La « nécessité » d’un journal de gauche revient de façon récurrente dans les rangs militants. Le 64e Congrès de la CSN n’y a d’ailleurs pas échappé, les délégué-es votant une résolution pour que soit considérée la faisabilité d’un tel projet. À l’heure de la concentration effrénée des médias et d’une couverture passablement rétrécie de l’actualité dans les régions, consécutive aux compressions idéologiques à Radio-Canada, aux changements technologiques et aux réductions des salles de nouvelles, la question demeure pertinente.

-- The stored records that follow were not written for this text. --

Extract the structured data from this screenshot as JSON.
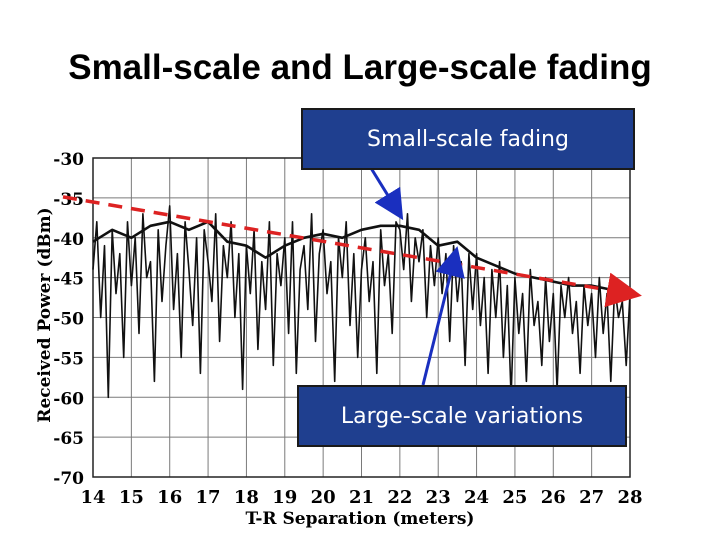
{
  "slide": {
    "title": "Small-scale and Large-scale fading"
  },
  "annotations": {
    "small_scale": "Small-scale fading",
    "large_scale": "Large-scale variations"
  },
  "colors": {
    "grid": "#7a7a7a",
    "signal": "#111111",
    "trend": "#dd2222",
    "callout_bg": "#1f3f8f",
    "arrow": "#1a2fbf"
  },
  "chart_data": {
    "type": "line",
    "xlabel": "T-R Separation (meters)",
    "ylabel": "Received Power (dBm)",
    "x_ticks": [
      "14",
      "15",
      "16",
      "17",
      "18",
      "19",
      "20",
      "21",
      "22",
      "23",
      "24",
      "25",
      "26",
      "27",
      "28"
    ],
    "y_ticks": [
      "-30",
      "-35",
      "-40",
      "-45",
      "-50",
      "-55",
      "-60",
      "-65",
      "-70"
    ],
    "xlim": [
      14,
      28
    ],
    "ylim": [
      -70,
      -30
    ],
    "grid": true,
    "series": [
      {
        "style": "raw measured signal",
        "x": [
          14.0,
          14.1,
          14.2,
          14.3,
          14.4,
          14.5,
          14.6,
          14.7,
          14.8,
          14.9,
          15.0,
          15.1,
          15.2,
          15.3,
          15.4,
          15.5,
          15.6,
          15.7,
          15.8,
          15.9,
          16.0,
          16.1,
          16.2,
          16.3,
          16.4,
          16.5,
          16.6,
          16.7,
          16.8,
          16.9,
          17.0,
          17.1,
          17.2,
          17.3,
          17.4,
          17.5,
          17.6,
          17.7,
          17.8,
          17.9,
          18.0,
          18.1,
          18.2,
          18.3,
          18.4,
          18.5,
          18.6,
          18.7,
          18.8,
          18.9,
          19.0,
          19.1,
          19.2,
          19.3,
          19.4,
          19.5,
          19.6,
          19.7,
          19.8,
          19.9,
          20.0,
          20.1,
          20.2,
          20.3,
          20.4,
          20.5,
          20.6,
          20.7,
          20.8,
          20.9,
          21.0,
          21.1,
          21.2,
          21.3,
          21.4,
          21.5,
          21.6,
          21.7,
          21.8,
          21.9,
          22.0,
          22.1,
          22.2,
          22.3,
          22.4,
          22.5,
          22.6,
          22.7,
          22.8,
          22.9,
          23.0,
          23.1,
          23.2,
          23.3,
          23.4,
          23.5,
          23.6,
          23.7,
          23.8,
          23.9,
          24.0,
          24.1,
          24.2,
          24.3,
          24.4,
          24.5,
          24.6,
          24.7,
          24.8,
          24.9,
          25.0,
          25.1,
          25.2,
          25.3,
          25.4,
          25.5,
          25.6,
          25.7,
          25.8,
          25.9,
          26.0,
          26.1,
          26.2,
          26.3,
          26.4,
          26.5,
          26.6,
          26.7,
          26.8,
          26.9,
          27.0,
          27.1,
          27.2,
          27.3,
          27.4,
          27.5,
          27.6,
          27.7,
          27.8,
          27.9,
          28.0
        ],
        "values": [
          -44,
          -38,
          -50,
          -41,
          -60,
          -39,
          -47,
          -42,
          -55,
          -38,
          -46,
          -40,
          -52,
          -37,
          -45,
          -43,
          -58,
          -39,
          -48,
          -41,
          -36,
          -49,
          -42,
          -55,
          -38,
          -44,
          -51,
          -40,
          -57,
          -39,
          -43,
          -48,
          -37,
          -53,
          -41,
          -45,
          -38,
          -50,
          -42,
          -59,
          -41,
          -47,
          -39,
          -54,
          -43,
          -49,
          -38,
          -56,
          -42,
          -46,
          -40,
          -52,
          -38,
          -57,
          -44,
          -41,
          -49,
          -37,
          -53,
          -42,
          -39,
          -47,
          -43,
          -58,
          -40,
          -45,
          -38,
          -51,
          -42,
          -55,
          -44,
          -40,
          -48,
          -43,
          -57,
          -39,
          -46,
          -42,
          -52,
          -38,
          -39,
          -44,
          -37,
          -48,
          -40,
          -43,
          -39,
          -50,
          -41,
          -46,
          -40,
          -47,
          -42,
          -53,
          -41,
          -48,
          -43,
          -56,
          -42,
          -49,
          -42,
          -51,
          -45,
          -57,
          -44,
          -50,
          -43,
          -55,
          -46,
          -60,
          -45,
          -52,
          -47,
          -58,
          -44,
          -51,
          -48,
          -56,
          -45,
          -53,
          -47,
          -59,
          -46,
          -50,
          -45,
          -52,
          -48,
          -57,
          -46,
          -51,
          -47,
          -55,
          -45,
          -52,
          -47,
          -58,
          -46,
          -50,
          -48,
          -56,
          -47
        ]
      },
      {
        "style": "local average (solid)",
        "x": [
          14,
          14.5,
          15,
          15.5,
          16,
          16.5,
          17,
          17.5,
          18,
          18.5,
          19,
          19.5,
          20,
          20.5,
          21,
          21.5,
          22,
          22.5,
          23,
          23.5,
          24,
          24.5,
          25,
          25.5,
          26,
          26.5,
          27,
          27.5,
          28
        ],
        "values": [
          -40.5,
          -39,
          -40,
          -38.5,
          -38,
          -39,
          -38,
          -40.5,
          -41,
          -42.5,
          -41,
          -40,
          -39.5,
          -40,
          -39,
          -38.5,
          -38.5,
          -39,
          -41,
          -40.5,
          -42.5,
          -43.5,
          -44.5,
          -45,
          -45.5,
          -46,
          -46,
          -46.5,
          -46.5
        ]
      },
      {
        "style": "large-scale trend (red dashed)",
        "x": [
          14,
          28
        ],
        "values": [
          -35,
          -47
        ]
      }
    ]
  }
}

Le livre de Jacques Keable arrive à point nommé. Artisan de la première heure de l’hebdomadaire de gauche Québec-Presse, le militant et journaliste raconte la trop courte histoire de ce « quotidien du dimanche » vendu 20 cents l’exemplaire de 1969 à 1974. Il le fait sans complaisance, en exposant les difficultés, mais aussi les grands moments de cette presse libre, fertiles en événements politiques. La crise d’Octobre de 1970, le premier Front commun, la montée du Parti québécois, et puis la défense du français et les luttes féministes, étaient le quotidien des journalistes autogestionnaires du journal. Ils accomplissaient leur travail avec les moyens de l’époque, mais au fond, « si les technologies peuvent changer, le métier de journaliste et ses exigences premières de cueillette de l’information et de vérification des faits demeurent les mêmes ».
Québec-Presse « affichait ses couleurs : indépendantiste, anticapitaliste et combattant dans le sens des intérêts des classes populaires du Québec et des organisations syndicales », qu’il lui arrivait pourtant de critiquer, au grand dam de Marcel Pepin. Dans ce livre, l’auteur jette aussi un regard critique sur l’actuelle concentration de la presse. À lire pour mieux saisir cette époque et pour comprendre la seule expérience du genre dans l’histoire du Québec, afin « d’éviter de répéter les mêmes erreurs ».